11-İslam’ın hayatın her alanıyla alakalı emir ve yasakları mevcuttur. Müslümanlar,devlet içinde veya bir şirkette -hangi statüde olursa olsun- vazife aldıklarında Allah’ın kesin yasakladığı hususların dışında , ‘Allah’a masiyette itaat yoktur !’fehvasınca, vazifenin icaplarına uygun hal ve hareket içinde bulunmakla mükelleftirler.
12-Müslüman toplumun ilk dönem neslini örnek alarak temel İslami menbaya dayalı âlim yetiştirme farz-ı aynını derhal başlatması gerekiyor…Her hangi bir mezhebin şablonuna girmeden Kuran ve sahih sünnetle beslenen bir ilim adamı sınıfının tekvini hayati bir öneme haizdir.Bu alimlerin öncülüğünde yeniden bir İslami ihya süreci başlayabilir…
13-Her cemaatten temsilcilerin bulunacağı bir heyetin kurulması lazımdır.Bu heyet cemaatlerin fevkinde bir “üst akıl” olarak hem hedef belirleyecek hem de stratejik davranarak istikbali planlayabilecektir…
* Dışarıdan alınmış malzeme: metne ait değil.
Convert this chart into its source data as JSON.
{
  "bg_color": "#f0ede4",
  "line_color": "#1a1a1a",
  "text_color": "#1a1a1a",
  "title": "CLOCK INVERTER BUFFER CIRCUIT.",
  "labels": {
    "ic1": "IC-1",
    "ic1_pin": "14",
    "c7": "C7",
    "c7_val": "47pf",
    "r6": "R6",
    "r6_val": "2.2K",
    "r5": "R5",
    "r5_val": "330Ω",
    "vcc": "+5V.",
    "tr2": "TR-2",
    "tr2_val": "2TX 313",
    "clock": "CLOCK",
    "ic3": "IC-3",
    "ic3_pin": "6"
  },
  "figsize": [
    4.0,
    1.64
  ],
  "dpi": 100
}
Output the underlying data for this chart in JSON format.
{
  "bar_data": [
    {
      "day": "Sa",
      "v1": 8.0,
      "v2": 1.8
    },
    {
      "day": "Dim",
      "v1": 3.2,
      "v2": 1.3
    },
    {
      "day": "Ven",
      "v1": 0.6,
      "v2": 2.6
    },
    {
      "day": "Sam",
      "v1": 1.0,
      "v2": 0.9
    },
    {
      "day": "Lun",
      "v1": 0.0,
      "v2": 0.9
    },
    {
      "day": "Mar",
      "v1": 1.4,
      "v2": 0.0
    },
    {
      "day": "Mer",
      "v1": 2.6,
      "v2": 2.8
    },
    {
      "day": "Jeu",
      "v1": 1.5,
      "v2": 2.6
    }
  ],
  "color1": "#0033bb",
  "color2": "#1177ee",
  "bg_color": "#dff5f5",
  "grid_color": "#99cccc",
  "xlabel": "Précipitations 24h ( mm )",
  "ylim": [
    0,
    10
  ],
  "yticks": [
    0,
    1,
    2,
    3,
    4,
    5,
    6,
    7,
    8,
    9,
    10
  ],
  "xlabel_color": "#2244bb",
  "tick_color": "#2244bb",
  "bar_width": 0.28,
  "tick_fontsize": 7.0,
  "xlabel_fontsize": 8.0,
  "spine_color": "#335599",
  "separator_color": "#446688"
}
14-İslam kimsenin tekelinde değildir ve asla olamaz…Bizler,İslam’ın hamisi veya sahibi değiliz;sadece müntesipleriyiz…Kimseye bir gömlek biçemeyiz,sadece toplumun islahı için çabalarız… İslam, kıyamete kadar baki kalacak olan Cenabı Hakkın razı olduğu dinin adıdır…Koruyucusu da Allah’tır..Bir kavim emaneti taşıyamaz hale gelince Allah emaneti başka bir kavme verir;İnsanlığın tamamı onun dininden yüz çevirirse Allah yepyeni bir mahlukatı halef yapabilir…
5-Allah hayır/iyilik ve takva hususunda yardımlaşmayı emretmiş;düşmanlık ve kötülük üzere yardımlaşmayı yasaklamıştır…
Müslümanların vahdetine mani olan cemaatleşme,mezhepçilik,meşrepçilik ve bilumum dini anlayışlar rahmet değil azaptır.Vahdet değil tefrikadır…. Dini ihtilaflara ,tefrikaya rahmet demek kendimize kandırmaktan öte bir şey ifade etmez…Yüce Kitabımız tefrikayı birçok ayetinde yasaklamıştır…Bizim yasaklandığımız şey Yahudiler ve Hristiyanlar gibi tefrikaya düşmektir…Allah aşkına söyleyin bugün itibariyle bizim tefrika yönünden onlardan ne farkımız var?
“Dinlerini parça parça edip gruplara ayrılanlar var ya, senin onlarla hiçbir ilişkin yoktur. Onların işi ancak Allah'a kalmıştır. Sonra Allah onlara yaptıklarını bildirecektir." (En'âm 6/159).
Fikirlerim özetle bunlardan ibarettir.